In September, 1970, I left my parents, friends and a good job to begin anew. My childhood girlfriend wasn’t happy with her job either so we were going to meet in a town half-way between. She reneged. I was on my own.
It wasn’t until January 1971 that I finally got a job. One of the girls I met there kept trying to get me to go out but I kept finding excuses not to. I relented when St. Paddy’s Day came along. That was the day I met my future husband for all the wrong reasons. I was 24 years old. And dumb. We finally married when I was 31. In the meantime, I should have taken notes, paid closer attention, caulked up the experience and moved forward. But I wasn’t with it. My head was in the clouds.
In 1977, I bought a house and we got married the following year. Notice, it was I. We had already lived together five years and at every opportunity, he found ways not to share expenses. He was a party boy, just the way I liked them: outgoing, good-looking, fabulously dressed. Big mistake. Dumb as well as blind, was I. Otherwise, I was brilliant but emotionally, not so much.

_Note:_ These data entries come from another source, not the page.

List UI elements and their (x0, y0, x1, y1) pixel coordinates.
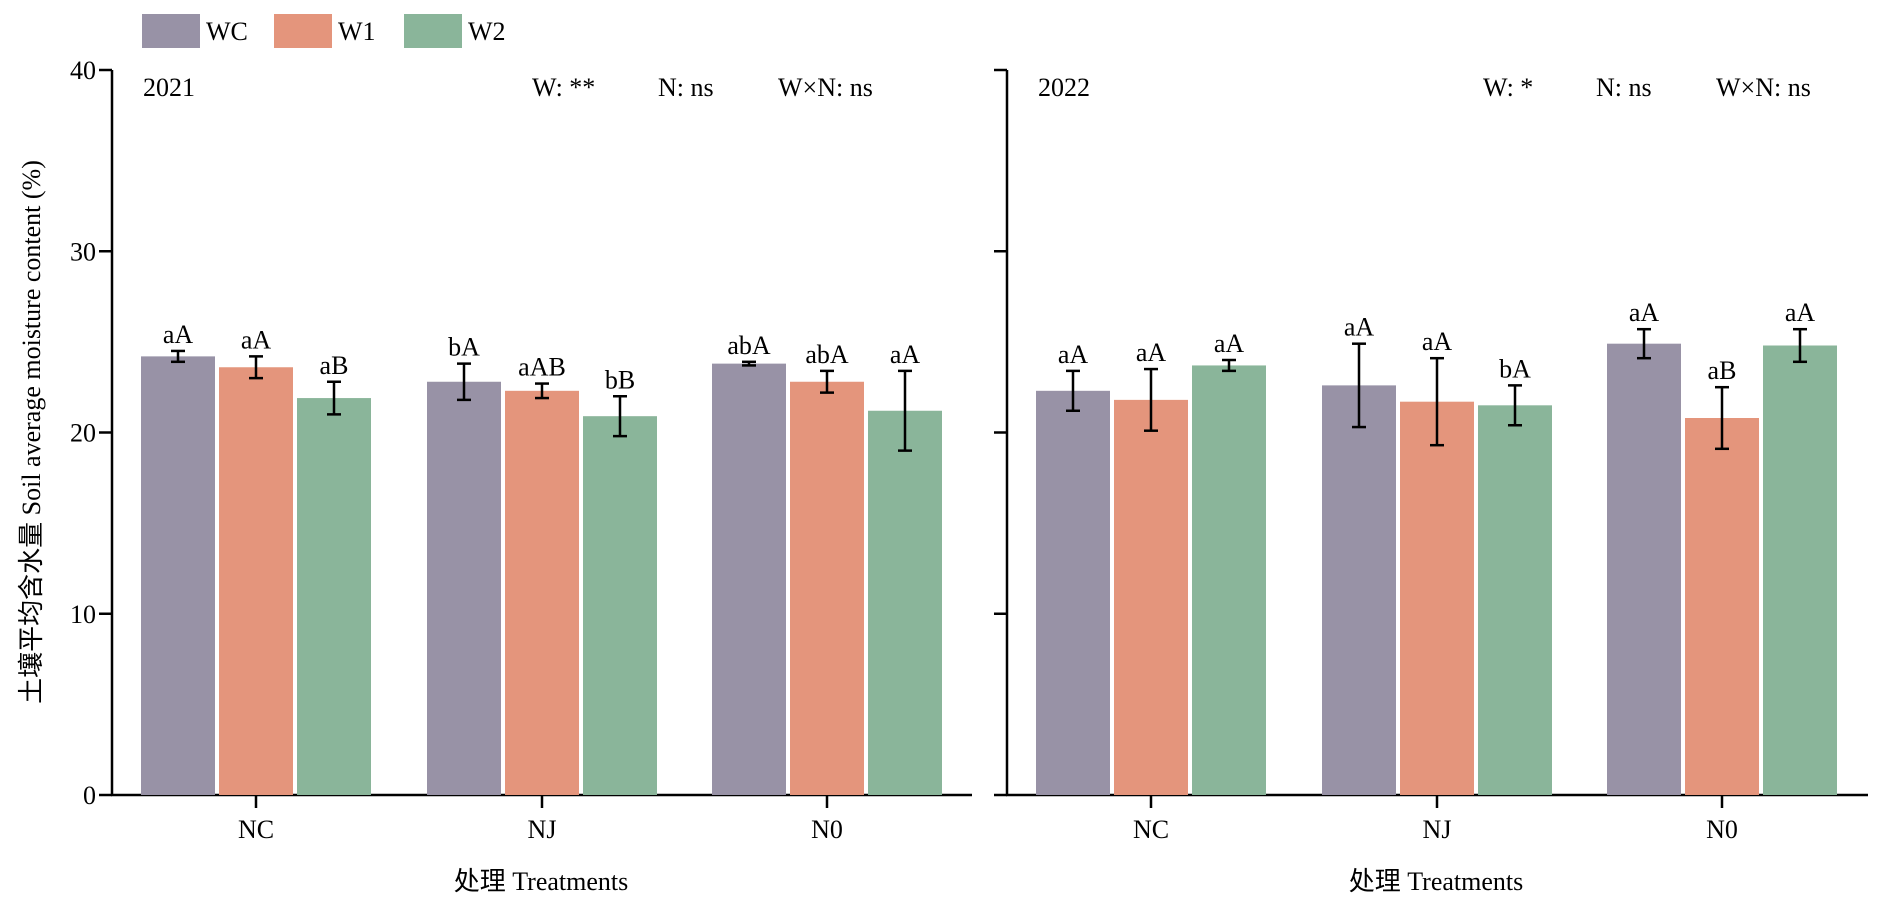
bar-w1 (505, 390, 579, 795)
significance-label: aB (320, 351, 349, 380)
bar-wc (427, 381, 501, 795)
legend-swatch-w1 (274, 14, 332, 48)
significance-label: bA (448, 333, 480, 362)
legend-label-wc: WC (206, 17, 248, 46)
significance-label: aA (1214, 329, 1245, 358)
significance-label: aA (1058, 340, 1089, 369)
bar-w2 (1478, 405, 1552, 795)
x-tick-label: NC (238, 815, 274, 844)
significance-label: aA (1785, 298, 1816, 327)
x-tick-label: N0 (811, 815, 843, 844)
bar-wc (1607, 343, 1681, 795)
x-tick-label: NJ (528, 815, 557, 844)
significance-label: aA (890, 340, 921, 369)
significance-label: bA (1499, 354, 1531, 383)
x-axis-label: 处理 Treatments (1349, 867, 1524, 896)
significance-label: aB (1708, 356, 1737, 385)
significance-label: bB (605, 365, 635, 394)
legend-swatch-wc (142, 14, 200, 48)
panel-title: 2022 (1038, 73, 1090, 102)
stats-annotation: N: ns (1596, 73, 1652, 102)
y-tick-label: 10 (70, 600, 96, 629)
bar-w2 (1192, 365, 1266, 795)
bar-w1 (1114, 399, 1188, 795)
legend-label-w2: W2 (468, 17, 506, 46)
x-tick-label: NC (1133, 815, 1169, 844)
x-tick-label: NJ (1423, 815, 1452, 844)
y-tick-label: 20 (70, 419, 96, 448)
significance-label: aA (1422, 327, 1453, 356)
significance-label: aAB (518, 353, 566, 382)
significance-label: aA (1344, 313, 1375, 342)
bar-w1 (790, 381, 864, 795)
stats-annotation: W: ** (532, 73, 595, 102)
stats-annotation: W: * (1483, 73, 1533, 102)
significance-label: aA (241, 325, 272, 354)
bar-w1 (219, 367, 293, 795)
y-tick-label: 40 (70, 56, 96, 85)
significance-label: abA (727, 331, 771, 360)
bar-w2 (297, 398, 371, 795)
stats-annotation: W×N: ns (778, 73, 873, 102)
bar-w1 (1685, 418, 1759, 795)
bar-wc (1322, 385, 1396, 795)
bar-wc (712, 363, 786, 795)
x-tick-label: N0 (1706, 815, 1738, 844)
x-axis-label: 处理 Treatments (454, 867, 629, 896)
panel-2021: 0 10 20 30 40 2021 W: ** N: ns W×N: ns aA aA aB NC bA… (70, 56, 972, 896)
bar-w1 (1400, 401, 1474, 795)
panel-title: 2021 (143, 73, 195, 102)
legend-swatch-w2 (404, 14, 462, 48)
significance-label: aA (163, 320, 194, 349)
legend: WC W1 W2 (142, 14, 506, 48)
y-tick-label: 30 (70, 237, 96, 266)
y-tick-label: 0 (83, 781, 96, 810)
y-axis-label: 土壤平均含水量 Soil average moisture content (%… (17, 160, 46, 704)
bar-wc (141, 356, 215, 795)
significance-label: aA (1136, 338, 1167, 367)
bar-w2 (1763, 345, 1837, 795)
stats-annotation: W×N: ns (1716, 73, 1811, 102)
legend-label-w1: W1 (338, 17, 376, 46)
bar-wc (1036, 390, 1110, 795)
significance-label: aA (1629, 298, 1660, 327)
bar-w2 (583, 416, 657, 795)
panel-2022: 2022 W: * N: ns W×N: ns aA aA aA NC aA aA bA NJ aA aB… (994, 68, 1868, 896)
bar-w2 (868, 410, 942, 795)
significance-label: abA (805, 340, 849, 369)
stats-annotation: N: ns (658, 73, 714, 102)
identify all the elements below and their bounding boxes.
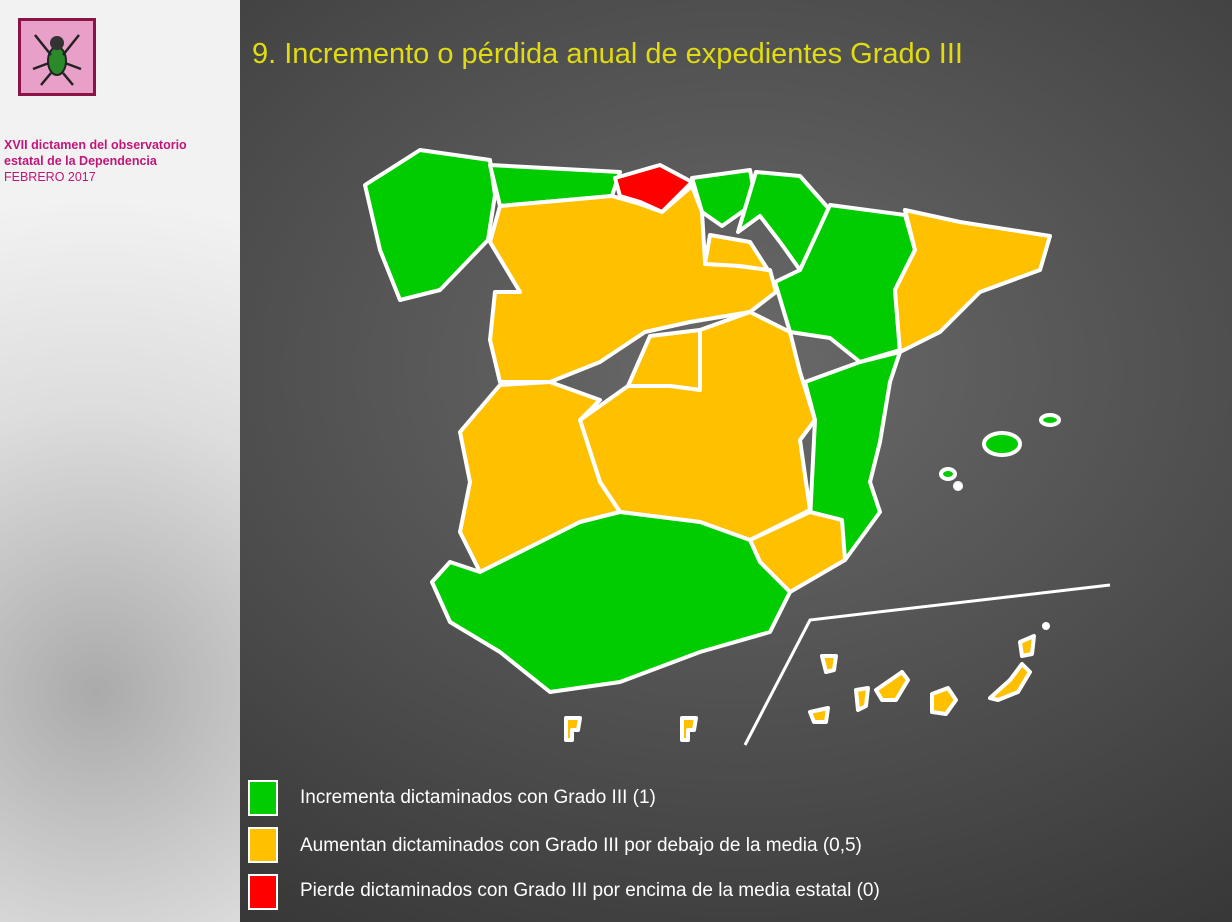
region bbox=[1041, 415, 1059, 425]
region bbox=[810, 708, 828, 722]
region bbox=[941, 469, 955, 479]
region bbox=[566, 718, 580, 740]
legend-label: Incrementa dictaminados con Grado III (1… bbox=[300, 787, 656, 809]
legend-label: Aumentan dictaminados con Grado III por … bbox=[300, 835, 862, 857]
legend-swatch bbox=[248, 827, 278, 863]
region bbox=[628, 330, 700, 390]
region bbox=[876, 672, 908, 700]
islet bbox=[953, 481, 963, 491]
region bbox=[705, 235, 768, 270]
legend-swatch bbox=[248, 780, 278, 816]
inset-frame bbox=[745, 585, 1110, 745]
islet bbox=[1042, 622, 1050, 630]
region bbox=[895, 210, 1050, 352]
region bbox=[822, 656, 836, 672]
map bbox=[0, 0, 1232, 922]
region bbox=[1020, 636, 1034, 656]
region bbox=[856, 688, 868, 710]
region bbox=[990, 664, 1030, 700]
region bbox=[682, 718, 696, 740]
legend-label: Pierde dictaminados con Grado III por en… bbox=[300, 880, 880, 902]
region bbox=[984, 433, 1020, 455]
region bbox=[932, 688, 956, 714]
region bbox=[365, 150, 495, 300]
slide: XVII dictamen del observatorio estatal d… bbox=[0, 0, 1232, 922]
legend-swatch bbox=[248, 874, 278, 910]
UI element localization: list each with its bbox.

In 1978, we had a daughter. Fatherhood didn’t change him. Six St. Patrick Day celebrations later, I worried my daughter wasn’t living or experiencing a good family environment. Breaking up the family brought on large dollar-size bald spots all over my head. What woman wants to deal with that? Got a wig it was so bad. After being diagnosed, I decided I had to change my life before I lost all my hair. I called a lawyer and then told him to do the same.
He went an almost St. Patrick’s green. I couldn’t turn back although I felt guilt. This was about saving my daughter and me. Long story short, because he didn’t have a clue how to stand on his own two feet, he gained rights to stay in the my house in the Rec Room until the final decree. Another stressful arrangement.
My daughter will be 34 next month. I have been divorced 28 years. My daughter doesn’t expect much. He shows up for grandkids’ birthdays IF something better isn’t going on. He told me about a year ago he’d made a big mistake concerning us. I am living in my third house. Through MY hard work. He’s been in an apartment since he finally had to leave.
Someone said he was crying ‘in his beer and how he’d screwed up royally’; wouldn’t I take him back; he’s so good looking too? This was from a woman who’d buried two husbands and was almost 80-year-old. What? Hand ANYone something I’ve worked for, for so long? Please. Especially him?
Every St. Patrick’s Day, I like to lay low. I still like the celebration, but not for me.